Pour le peuple qui accepte par la foi la réalité des créatures des récits, les peurs sont également réelles. Pour faire face à ces peurs, il demande de l'aide à la source de l'histoire. Les modèles de comportement animistes, les rituels et les reliques sacrées entrent dans la vie des gens illettrés précisément à ce stade. Les cérémonies rituelles d'exorcisme et de chasse aux djinns sont soigneusement expliquées au peuple. Pour se débarrasser des djinns et des démons, on dépose le texte écrit dans une bassine en cuivre, et une fois l'encre dissoute dans l'eau, on boit cette eau. On fabrique une amulette que l'on porte autour du cou ou que l'on enterre dans le jardin de sa maison.
Cependant, on ignore qu'en enfermant la peur dans un objet ou un rituel et en la répétant constamment, on ne l'élimine pas. Au contraire, en l'objectivant et en la transformant en action, on fait de cette peur une partie intégrante de notre vie.
Quel est donc le démon le plus effrayant décrit par les scribes ?
Qui est cette reine maléfique de la nuit, voleuse de nouveau-nés, qui murmure au vent à l'oreille des hommes et des femmes pour les séduire, cette créature des djinns, des démons, des sirènes et des fées ? Ce démon, qui pousse la femme à s'unir à son mari surtout lorsqu'elle n'est pas fertile, comme pendant les suites de couches ou les menstruations, n'a qu'un seul but : gaspiller le précieux sperme de l'homme. Pour les scribes cléricaux, c'est un péché impardonnable.
Il semble que les scribes, tout autant que le peuple, aient un problème avec cette déesse démoniaque ; on ne comprend pas bien si, en décrivant une femme érotique et belle jusque dans les textes religieux, ils cherchent une satisfaction personnelle, s'ils craignent cette femme qui est si puissante qu'elle pourrait les faire tomber à genoux, ou s'ils essaient de protéger le peuple de ce monstre par des descriptions exagérées.
La première histoire traitant de ce démon commence par 'L'Homme et la Femme', et dès les premiers temps, l'homme utilise la force physique qu'il possède, contrairement à la femme, pour se proclamer maître.

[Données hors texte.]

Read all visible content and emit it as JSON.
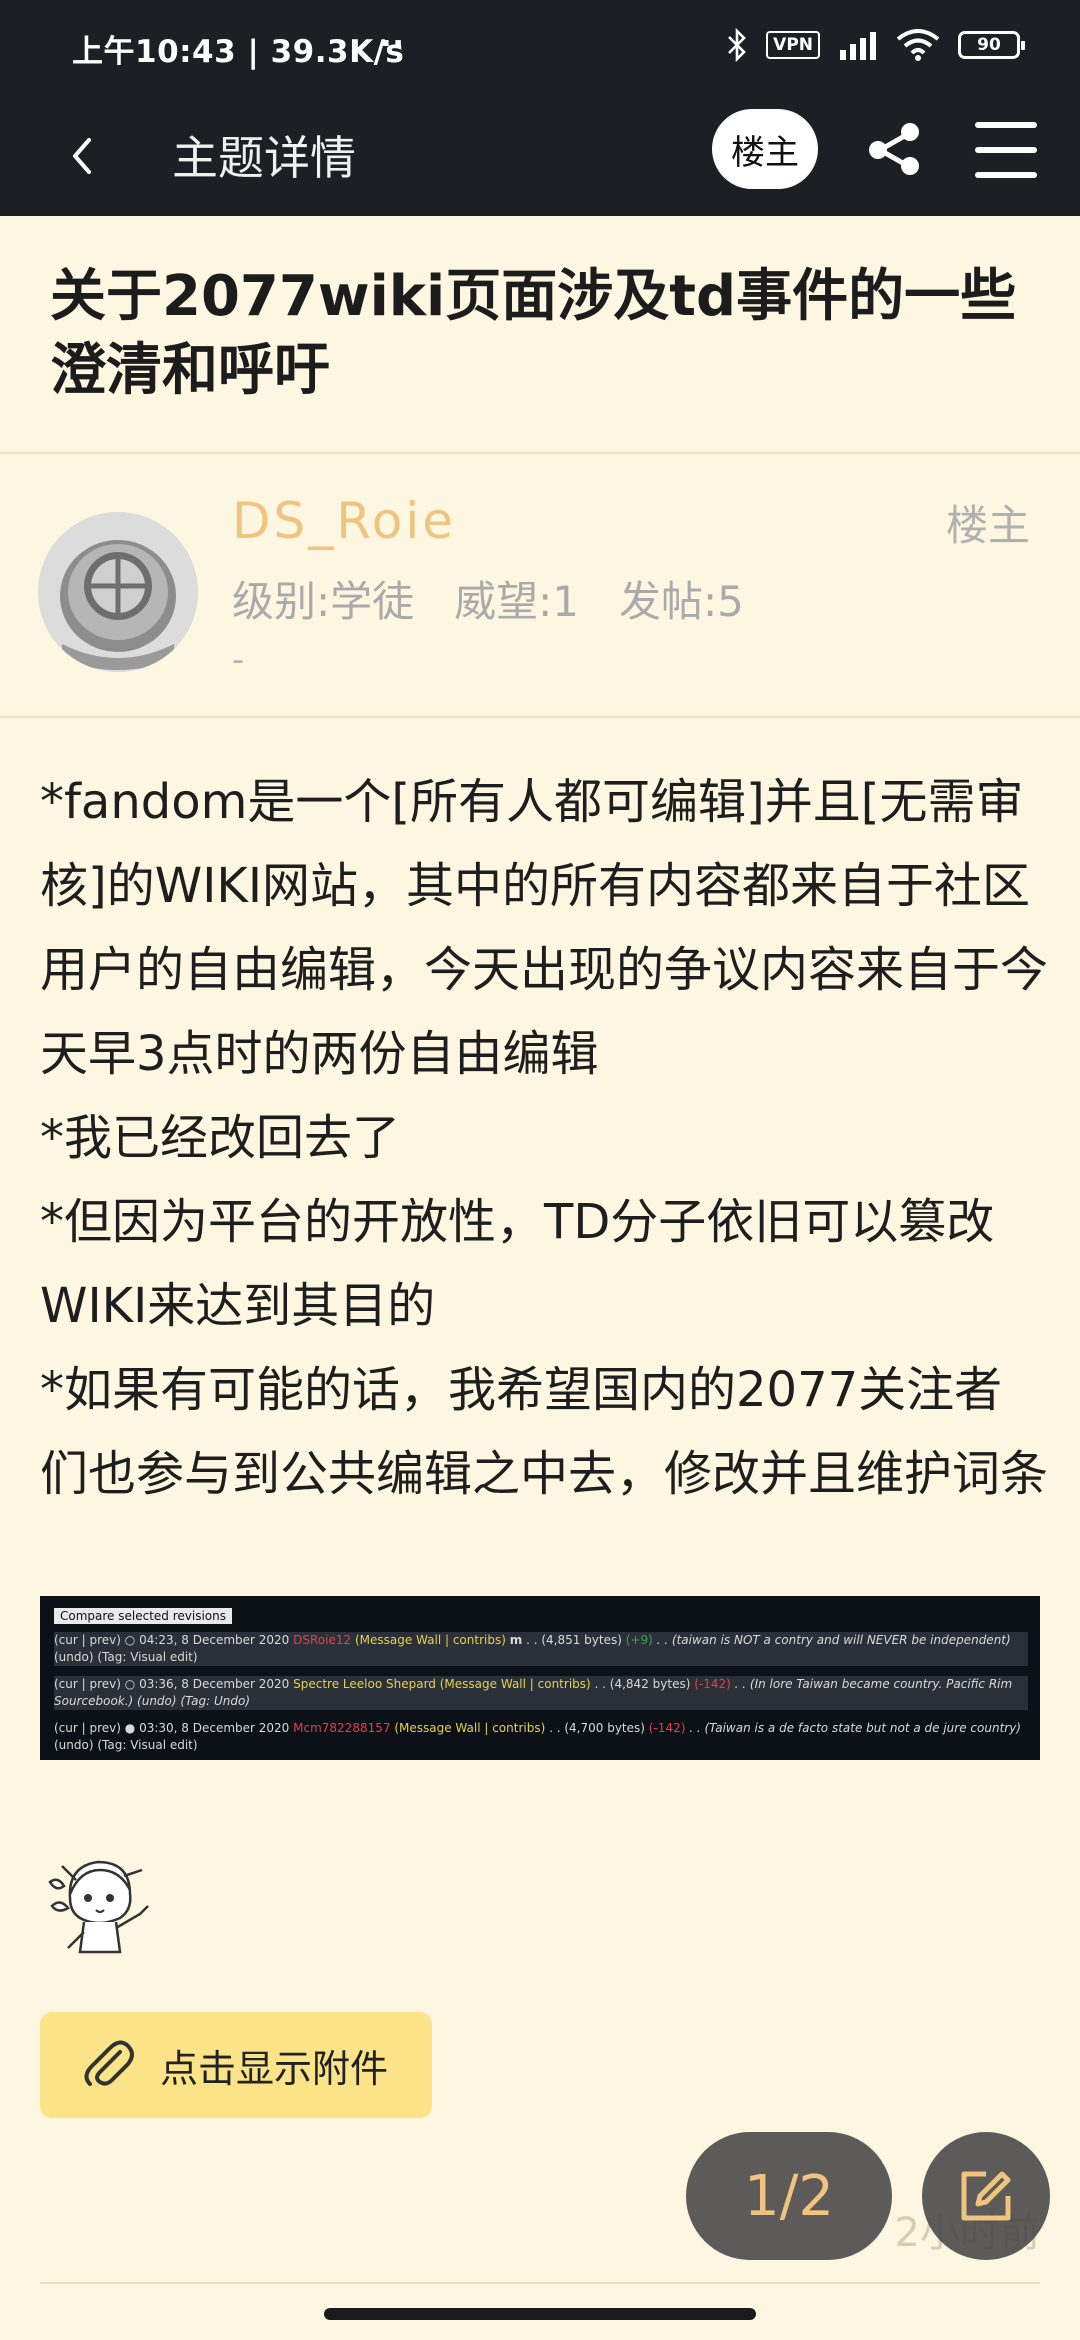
{
  "status_bar": {
    "time_speed": "上午10:43 | 39.3K/s",
    "dots": "··",
    "vpn": "VPN",
    "battery": "90"
  },
  "app_bar": {
    "title": "主题详情",
    "op_button": "楼主"
  },
  "topic": {
    "title": "关于2077wiki页面涉及td事件的一些澄清和呼吁"
  },
  "post": {
    "username": "DS_Roie",
    "level": "级别:学徒",
    "prestige": "威望:1",
    "posts": "发帖:5",
    "signature": "-",
    "op_label": "楼主",
    "paragraphs": [
      "*fandom是一个[所有人都可编辑]并且[无需审核]的WIKI网站，其中的所有内容都来自于社区用户的自由编辑，今天出现的争议内容来自于今天早3点时的两份自由编辑",
      "*我已经改回去了",
      "*但因为平台的开放性，TD分子依旧可以篡改WIKI来达到其目的",
      "*如果有可能的话，我希望国内的2077关注者们也参与到公共编辑之中去，修改并且维护词条"
    ],
    "screenshot": {
      "header": "Compare selected revisions",
      "rows": [
        {
          "prefix": "(cur | prev)",
          "time": "04:23, 8 December 2020",
          "user": "DSRoie12",
          "links": "(Message Wall | contribs)",
          "mark": "m",
          "bytes": ". . (4,851 bytes)",
          "diff": "(+9)",
          "summary": ". . (taiwan is NOT a contry and will NEVER be independent)",
          "tail": "(undo) (Tag: Visual edit)"
        },
        {
          "prefix": "(cur | prev)",
          "time": "03:36, 8 December 2020",
          "user": "Spectre Leeloo Shepard",
          "links": "(Message Wall | contribs)",
          "mark": "",
          "bytes": ". . (4,842 bytes)",
          "diff": "(-142)",
          "summary": ". . (In lore Taiwan became country. Pacific Rim",
          "tail": "Sourcebook.) (undo) (Tag: Undo)"
        },
        {
          "prefix": "(cur | prev)",
          "time": "03:30, 8 December 2020",
          "user": "Mcm782288157",
          "links": "(Message Wall | contribs)",
          "mark": "",
          "bytes": ". . (4,700 bytes)",
          "diff": "(-142)",
          "summary": ". . (Taiwan is a de facto state but not a de jure country)",
          "tail": "(undo) (Tag: Visual edit)"
        }
      ]
    },
    "attachment_button": "点击显示附件",
    "time_ago": "2小时前"
  },
  "pager": {
    "label": "1/2"
  },
  "colors": {
    "bar_bg": "#1d1f24",
    "page_bg": "#fdf7e2",
    "username": "#f0c37e",
    "attach_bg": "#fbe487"
  }
}
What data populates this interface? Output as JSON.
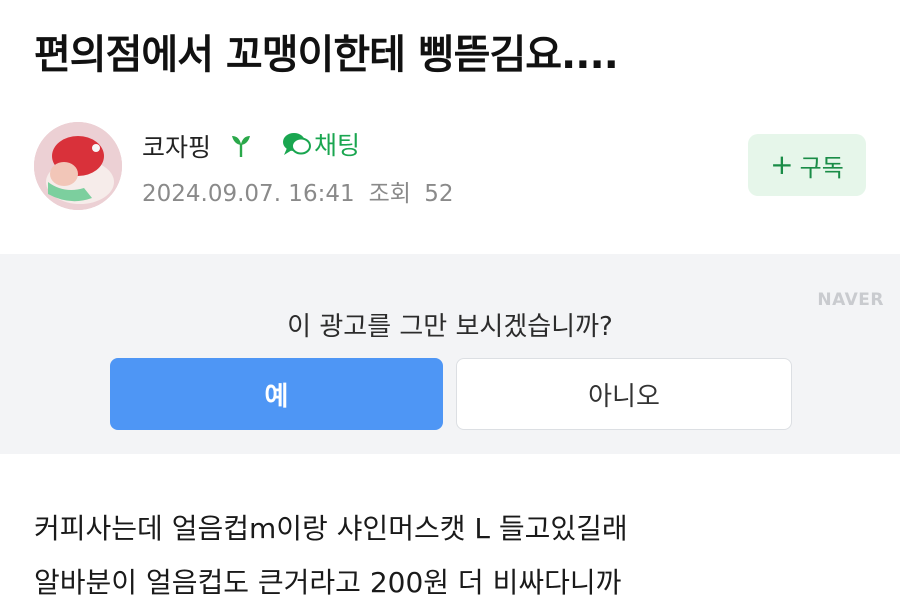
{
  "post": {
    "title": "편의점에서 꼬맹이한테 삥뜯김요....",
    "author": "코자핑",
    "chat_label": "채팅",
    "date": "2024.09.07. 16:41",
    "views_label": "조회",
    "views": "52",
    "subscribe_label": "구독"
  },
  "ad": {
    "brand": "NAVER",
    "question": "이 광고를 그만 보시겠습니까?",
    "yes_label": "예",
    "no_label": "아니오"
  },
  "content": {
    "lines": [
      "커피사는데 얼음컵m이랑 샤인머스캣 L 들고있길래",
      "알바분이 얼음컵도 큰거라고 200원 더 비싸다니까"
    ]
  },
  "icons": {
    "sprout": "sprout-icon",
    "chat": "chat-bubble-icon",
    "plus": "plus-icon"
  },
  "colors": {
    "accent_green": "#1aa650",
    "subscribe_bg": "#e6f6ea",
    "yes_button": "#4e96f5",
    "ad_panel_bg": "#f3f4f6"
  }
}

Mais il y a un gros problème. La femme esclave imaginée par l'homme et 'la femme' elle-même sont très différentes. Les plumes masculines et tyranniques des auteurs de récits couronnent d'abord d'une lumière sacrée un archétype de femme qui a toujours la tête baissée, qui est timide, qui parle d'une voix si fine qu'elle semble supplier, qui demande constamment la pitié et l'amour avec des yeux larmoyants, et qui sert son maître au péril de sa vie, en enveloppant ses cheveux et tout son corps de tissus pour en faire une sainte.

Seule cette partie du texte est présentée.